"Think of parallel processing and reduced instruction set computing," reminds John Barr of Sun Microsystems. "Once they were weird and wacky. Now, they are a general part of our technology."
What will be next to move across to corporate IT? "The most obvious technology is grid computing," says Barr.
Grid computing - or metacomputing or utility computing as it is sometimes known - works on the premise that "spare" capacity and resources can be siphoned off as required, rather like drawing electricity off a grid.
"Fundamentally, [grid computing] enables a virtual organisation to use distributed computing resources in a fairly ambiguous way," says Barr.
"The nirvana would be for you to go to a device, access a portal to run your application 'somewhere' and get billed for it on your credit card."
Before the nirvana of a national computing grid can be achieved, users can implement three stages of grid computing: local, campus or global. All three stages exploit spare cycles, or unused capacity, on existing machines, but with varying levels of tasks that can be performed.

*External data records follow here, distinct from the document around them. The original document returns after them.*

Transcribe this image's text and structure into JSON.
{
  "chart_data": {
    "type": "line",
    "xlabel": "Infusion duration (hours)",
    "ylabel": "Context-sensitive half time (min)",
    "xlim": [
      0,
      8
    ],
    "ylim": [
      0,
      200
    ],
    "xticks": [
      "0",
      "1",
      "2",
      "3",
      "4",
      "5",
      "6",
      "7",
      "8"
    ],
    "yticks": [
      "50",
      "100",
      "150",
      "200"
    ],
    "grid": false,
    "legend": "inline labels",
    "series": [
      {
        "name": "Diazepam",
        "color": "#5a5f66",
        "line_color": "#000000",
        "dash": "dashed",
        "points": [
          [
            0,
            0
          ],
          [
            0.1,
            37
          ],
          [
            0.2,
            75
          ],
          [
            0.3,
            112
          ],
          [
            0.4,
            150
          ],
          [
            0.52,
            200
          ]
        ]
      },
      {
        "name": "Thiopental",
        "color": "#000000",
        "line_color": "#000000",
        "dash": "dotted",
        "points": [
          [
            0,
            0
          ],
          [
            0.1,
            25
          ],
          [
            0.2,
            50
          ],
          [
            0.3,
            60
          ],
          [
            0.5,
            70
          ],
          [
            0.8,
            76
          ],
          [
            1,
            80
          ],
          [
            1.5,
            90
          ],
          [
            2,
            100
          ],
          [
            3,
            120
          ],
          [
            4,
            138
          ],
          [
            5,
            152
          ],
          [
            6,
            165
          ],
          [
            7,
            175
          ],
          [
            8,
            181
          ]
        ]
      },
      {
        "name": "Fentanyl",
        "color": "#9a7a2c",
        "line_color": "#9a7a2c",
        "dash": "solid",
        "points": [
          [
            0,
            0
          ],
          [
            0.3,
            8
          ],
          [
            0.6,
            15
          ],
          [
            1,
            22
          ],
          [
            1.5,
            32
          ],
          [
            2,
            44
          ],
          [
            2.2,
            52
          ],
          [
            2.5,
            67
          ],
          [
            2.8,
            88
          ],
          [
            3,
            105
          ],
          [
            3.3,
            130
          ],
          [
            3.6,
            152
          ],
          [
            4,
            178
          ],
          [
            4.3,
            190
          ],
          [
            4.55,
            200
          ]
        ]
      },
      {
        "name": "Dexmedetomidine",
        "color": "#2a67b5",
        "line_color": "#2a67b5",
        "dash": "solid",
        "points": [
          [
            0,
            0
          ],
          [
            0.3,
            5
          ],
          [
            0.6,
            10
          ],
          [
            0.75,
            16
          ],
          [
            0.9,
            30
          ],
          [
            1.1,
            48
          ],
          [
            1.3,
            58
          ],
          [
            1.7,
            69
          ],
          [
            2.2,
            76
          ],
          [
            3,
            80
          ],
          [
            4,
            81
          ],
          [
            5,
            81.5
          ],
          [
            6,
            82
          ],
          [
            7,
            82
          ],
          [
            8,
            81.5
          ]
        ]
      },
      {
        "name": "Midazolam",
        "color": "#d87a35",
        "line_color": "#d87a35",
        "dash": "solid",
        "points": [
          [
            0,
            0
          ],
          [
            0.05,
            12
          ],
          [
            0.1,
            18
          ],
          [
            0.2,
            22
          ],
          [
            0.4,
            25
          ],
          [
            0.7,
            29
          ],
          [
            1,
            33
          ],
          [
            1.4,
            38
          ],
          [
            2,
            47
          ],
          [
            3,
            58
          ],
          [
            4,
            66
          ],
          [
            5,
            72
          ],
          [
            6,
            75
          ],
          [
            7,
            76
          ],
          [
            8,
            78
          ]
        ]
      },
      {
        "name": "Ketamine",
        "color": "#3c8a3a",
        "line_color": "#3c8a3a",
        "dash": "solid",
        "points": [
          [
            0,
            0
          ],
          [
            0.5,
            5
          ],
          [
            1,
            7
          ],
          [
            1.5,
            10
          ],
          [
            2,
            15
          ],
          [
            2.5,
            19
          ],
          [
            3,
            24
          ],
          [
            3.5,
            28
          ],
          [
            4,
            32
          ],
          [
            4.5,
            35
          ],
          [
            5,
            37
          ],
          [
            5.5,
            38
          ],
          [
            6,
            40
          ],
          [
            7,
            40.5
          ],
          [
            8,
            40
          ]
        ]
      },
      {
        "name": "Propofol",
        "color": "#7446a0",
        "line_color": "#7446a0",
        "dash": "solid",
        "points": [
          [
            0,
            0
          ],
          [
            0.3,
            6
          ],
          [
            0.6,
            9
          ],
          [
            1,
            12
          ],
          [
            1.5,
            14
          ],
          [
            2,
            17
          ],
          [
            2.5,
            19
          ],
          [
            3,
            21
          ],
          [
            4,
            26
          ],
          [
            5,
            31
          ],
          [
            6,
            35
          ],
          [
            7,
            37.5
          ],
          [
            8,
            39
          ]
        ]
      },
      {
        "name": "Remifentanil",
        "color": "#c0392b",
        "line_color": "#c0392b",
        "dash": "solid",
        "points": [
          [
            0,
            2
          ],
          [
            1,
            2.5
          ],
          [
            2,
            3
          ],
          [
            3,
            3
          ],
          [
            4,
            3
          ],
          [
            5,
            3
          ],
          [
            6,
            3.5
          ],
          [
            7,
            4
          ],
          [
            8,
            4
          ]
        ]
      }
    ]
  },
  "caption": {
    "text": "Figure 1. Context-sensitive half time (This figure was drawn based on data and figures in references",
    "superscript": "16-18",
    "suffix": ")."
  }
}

The lowest stage is a cluster, such as all the desktops on a network. This collection of resources is owned by one single department and the task is to match the workload to the available power.
The next stage is a campus or site. This, says Barr, is bigger than the cluster, but no more complex. You will, however, need tools to manage the workload and agree inter-departmental use of spare capacity.

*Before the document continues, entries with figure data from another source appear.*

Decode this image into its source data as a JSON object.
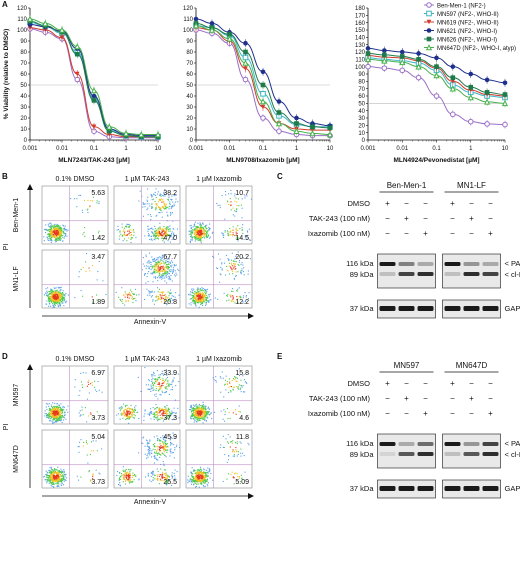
{
  "panel_letters": {
    "a": "A",
    "b": "B",
    "c": "C",
    "d": "D",
    "e": "E"
  },
  "colors": {
    "benmen1": "#9b6fc7",
    "mn597": "#3fb6c7",
    "mn619": "#d33a2c",
    "mn621": "#1f2f8c",
    "mn626": "#1f7a4a",
    "mn647d": "#45b04a",
    "flow_frame": "#888888",
    "blot_band": "#1a1a1a"
  },
  "legend": {
    "items": [
      {
        "label": "Ben-Men-1 (NF2-)",
        "marker": "open-circle",
        "color_key": "benmen1"
      },
      {
        "label": "MN597 (NF2-, WHO-II)",
        "marker": "open-square",
        "color_key": "mn597"
      },
      {
        "label": "MN619 (NF2-, WHO-II)",
        "marker": "down-triangle",
        "color_key": "mn619"
      },
      {
        "label": "MN621 (NF2-, WHO-I)",
        "marker": "filled-circle",
        "color_key": "mn621"
      },
      {
        "label": "MN626 (NF2-, WHO-I)",
        "marker": "filled-square",
        "color_key": "mn626"
      },
      {
        "label": "MN647D (NF2-, WHO-I, atyp)",
        "marker": "up-triangle",
        "color_key": "mn647d"
      }
    ]
  },
  "chart_data": [
    {
      "type": "line",
      "xlabel": "MLN7243/TAK-243 [µM]",
      "ylabel": "% Viability (relative to DMSO)",
      "x_scale": "log",
      "xlim": [
        0.001,
        10
      ],
      "ylim": [
        0,
        120
      ],
      "xticks": [
        "0.001",
        "0.01",
        "0.1",
        "1",
        "10"
      ],
      "yticks": [
        "0",
        "10",
        "20",
        "30",
        "40",
        "50",
        "60",
        "70",
        "80",
        "90",
        "100",
        "110",
        "120"
      ],
      "reference_line_y": 50,
      "x": [
        0.001,
        0.003,
        0.01,
        0.03,
        0.1,
        0.3,
        1,
        3,
        10
      ],
      "series": [
        {
          "name": "Ben-Men-1 (NF2-)",
          "values": [
            101,
            98,
            92,
            55,
            8,
            3,
            2,
            2,
            2
          ]
        },
        {
          "name": "MN597 (NF2-, WHO-II)",
          "values": [
            107,
            103,
            97,
            80,
            38,
            9,
            4,
            3,
            3
          ]
        },
        {
          "name": "MN619 (NF2-, WHO-II)",
          "values": [
            102,
            100,
            93,
            60,
            12,
            5,
            3,
            3,
            3
          ]
        },
        {
          "name": "MN621 (NF2-, WHO-I)",
          "values": [
            105,
            103,
            99,
            83,
            40,
            10,
            5,
            4,
            4
          ]
        },
        {
          "name": "MN626 (NF2-, WHO-I)",
          "values": [
            108,
            104,
            98,
            78,
            36,
            8,
            4,
            3,
            3
          ]
        },
        {
          "name": "MN647D (NF2-, WHO-I, atyp)",
          "values": [
            110,
            106,
            100,
            85,
            45,
            12,
            6,
            5,
            5
          ]
        }
      ]
    },
    {
      "type": "line",
      "xlabel": "MLN9708/Ixazomib [µM]",
      "x_scale": "log",
      "xlim": [
        0.001,
        10
      ],
      "ylim": [
        0,
        120
      ],
      "xticks": [
        "0.001",
        "0.01",
        "0.1",
        "1",
        "10"
      ],
      "yticks": [
        "0",
        "10",
        "20",
        "30",
        "40",
        "50",
        "60",
        "70",
        "80",
        "90",
        "100",
        "110",
        "120"
      ],
      "reference_line_y": 50,
      "x": [
        0.001,
        0.003,
        0.01,
        0.03,
        0.1,
        0.3,
        1,
        3,
        10
      ],
      "series": [
        {
          "name": "Ben-Men-1 (NF2-)",
          "values": [
            100,
            97,
            88,
            55,
            20,
            8,
            5,
            4,
            4
          ]
        },
        {
          "name": "MN597 (NF2-, WHO-II)",
          "values": [
            104,
            102,
            95,
            75,
            42,
            22,
            14,
            12,
            12
          ]
        },
        {
          "name": "MN619 (NF2-, WHO-II)",
          "values": [
            102,
            100,
            90,
            65,
            30,
            15,
            10,
            9,
            9
          ]
        },
        {
          "name": "MN621 (NF2-, WHO-I)",
          "values": [
            110,
            106,
            98,
            88,
            62,
            35,
            20,
            15,
            13
          ]
        },
        {
          "name": "MN626 (NF2-, WHO-I)",
          "values": [
            106,
            102,
            96,
            80,
            50,
            25,
            15,
            12,
            11
          ]
        },
        {
          "name": "MN647D (NF2-, WHO-I, atyp)",
          "values": [
            104,
            100,
            92,
            70,
            35,
            15,
            8,
            6,
            5
          ]
        }
      ]
    },
    {
      "type": "line",
      "xlabel": "MLN4924/Pevonedistat [µM]",
      "x_scale": "log",
      "xlim": [
        0.001,
        10
      ],
      "ylim": [
        0,
        180
      ],
      "xticks": [
        "0.001",
        "0.01",
        "0.1",
        "1",
        "10"
      ],
      "yticks": [
        "0",
        "10",
        "20",
        "30",
        "40",
        "50",
        "60",
        "70",
        "80",
        "90",
        "100",
        "110",
        "120",
        "130",
        "140",
        "150",
        "160",
        "170",
        "180"
      ],
      "reference_line_y": 50,
      "x": [
        0.001,
        0.003,
        0.01,
        0.03,
        0.1,
        0.3,
        1,
        3,
        10
      ],
      "series": [
        {
          "name": "Ben-Men-1 (NF2-)",
          "values": [
            100,
            98,
            95,
            85,
            60,
            35,
            25,
            22,
            21
          ]
        },
        {
          "name": "MN597 (NF2-, WHO-II)",
          "values": [
            112,
            110,
            108,
            105,
            95,
            75,
            65,
            60,
            58
          ]
        },
        {
          "name": "MN619 (NF2-, WHO-II)",
          "values": [
            115,
            113,
            112,
            108,
            98,
            80,
            68,
            62,
            60
          ]
        },
        {
          "name": "MN621 (NF2-, WHO-I)",
          "values": [
            125,
            122,
            120,
            118,
            112,
            100,
            90,
            82,
            78
          ]
        },
        {
          "name": "MN626 (NF2-, WHO-I)",
          "values": [
            118,
            116,
            114,
            110,
            100,
            85,
            72,
            65,
            62
          ]
        },
        {
          "name": "MN647D (NF2-, WHO-I, atyp)",
          "values": [
            110,
            108,
            106,
            100,
            88,
            70,
            58,
            52,
            50
          ]
        }
      ]
    }
  ],
  "flow_b": {
    "col_titles": [
      "0.1% DMSO",
      "1 µM TAK-243",
      "1 µM Ixazomib"
    ],
    "row_labels": [
      "Ben-Men-1",
      "MN1-LF"
    ],
    "y_axis": "PI",
    "x_axis": "Annexin-V",
    "quadrants": [
      [
        {
          "ur": "5.63",
          "lr": "1.42"
        },
        {
          "ur": "38.2",
          "lr": "47.0"
        },
        {
          "ur": "10.7",
          "lr": "14.5"
        }
      ],
      [
        {
          "ur": "3.47",
          "lr": "1.89"
        },
        {
          "ur": "67.7",
          "lr": "20.8"
        },
        {
          "ur": "20.2",
          "lr": "12.2"
        }
      ]
    ]
  },
  "flow_d": {
    "col_titles": [
      "0.1% DMSO",
      "1 µM TAK-243",
      "1 µM Ixazomib"
    ],
    "row_labels": [
      "MN597",
      "MN647D"
    ],
    "y_axis": "PI",
    "x_axis": "Annexin-V",
    "quadrants": [
      [
        {
          "ur": "6.97",
          "lr": "3.73"
        },
        {
          "ur": "33.9",
          "lr": "37.3"
        },
        {
          "ur": "15.8",
          "lr": "4.6"
        }
      ],
      [
        {
          "ur": "5.04",
          "lr": "3.73"
        },
        {
          "ur": "45.9",
          "lr": "25.5"
        },
        {
          "ur": "11.8",
          "lr": "5.09"
        }
      ]
    ]
  },
  "blot_c": {
    "cell_lines": [
      "Ben-Men-1",
      "MN1-LF"
    ],
    "rows": [
      "DMSO",
      "TAK-243 (100 nM)",
      "Ixazomib (100 nM)"
    ],
    "marks": [
      [
        "+",
        "−",
        "−",
        "+",
        "−",
        "−"
      ],
      [
        "−",
        "+",
        "−",
        "−",
        "+",
        "−"
      ],
      [
        "−",
        "−",
        "+",
        "−",
        "−",
        "+"
      ]
    ],
    "kda_top": [
      "116 kDa",
      "89 kDa"
    ],
    "kda_bottom": "37 kDa",
    "right_top": [
      "< PARP",
      "< cl-PARP"
    ],
    "right_bottom": "GAPDH"
  },
  "blot_e": {
    "cell_lines": [
      "MN597",
      "MN647D"
    ],
    "rows": [
      "DMSO",
      "TAK-243 (100 nM)",
      "Ixazomib (100 nM)"
    ],
    "marks": [
      [
        "+",
        "−",
        "−",
        "+",
        "−",
        "−"
      ],
      [
        "−",
        "+",
        "−",
        "−",
        "+",
        "−"
      ],
      [
        "−",
        "−",
        "+",
        "−",
        "−",
        "+"
      ]
    ],
    "kda_top": [
      "116 kDa",
      "89 kDa"
    ],
    "kda_bottom": "37 kDa",
    "right_top": [
      "< PARP",
      "< cl-PARP"
    ],
    "right_bottom": "GAPDH"
  }
}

The final stage is to go global, where a task could potentially run anywhere in the world, which means that data has to be safely transported and securely authenticated.
Computer farms are unexceptional within the world of technical computing. Not just because technical users find it easier to use novel technology, but because the jobs they are processing tend to be computationally intensive.
Most importantly, these tasks are easily divisible into standalone units of work that can be farmed out and completed remotely using spare capacity on a machine, overnight, for example.
Barr acknowledges that business applications may be less suited to grid computing of this nature.
"Technical computing usually requires you to run 'this job with this data' - or 100 jobs simultaneously - and the process of moving jobs around [the grid] is straightforward. But the business environment is more complex - you have many interlinked applications and operations that are dependent on large databases attached to one particular machine," he says.
Nevertheless, given the current global economic downturn, corporate IT is increasingly looking to contain costs, or better still reduce them, so the challenge to get the most out of existing capacity is very real. And the amount of unused capacity in corporate IT could be considerable.
"The typical utilisation of technical computing is high, but in commercial IT it can be as low as 30% utilisation," argues Barr.
"The flexible use of resources can really drive down costs. One user I know got a three-fold increase in throughput on what he already had, because he was using unused cycles."
Barr argues that if companies want to manage grid computing, certainly at cluster level, the necessary are already in place. At the global level, however, companies will probably have to use an open source tool kit.
In the realm of corporate IT the idea of grid computing is still novel, but it may be the next technology to move out of technical computing into the business world.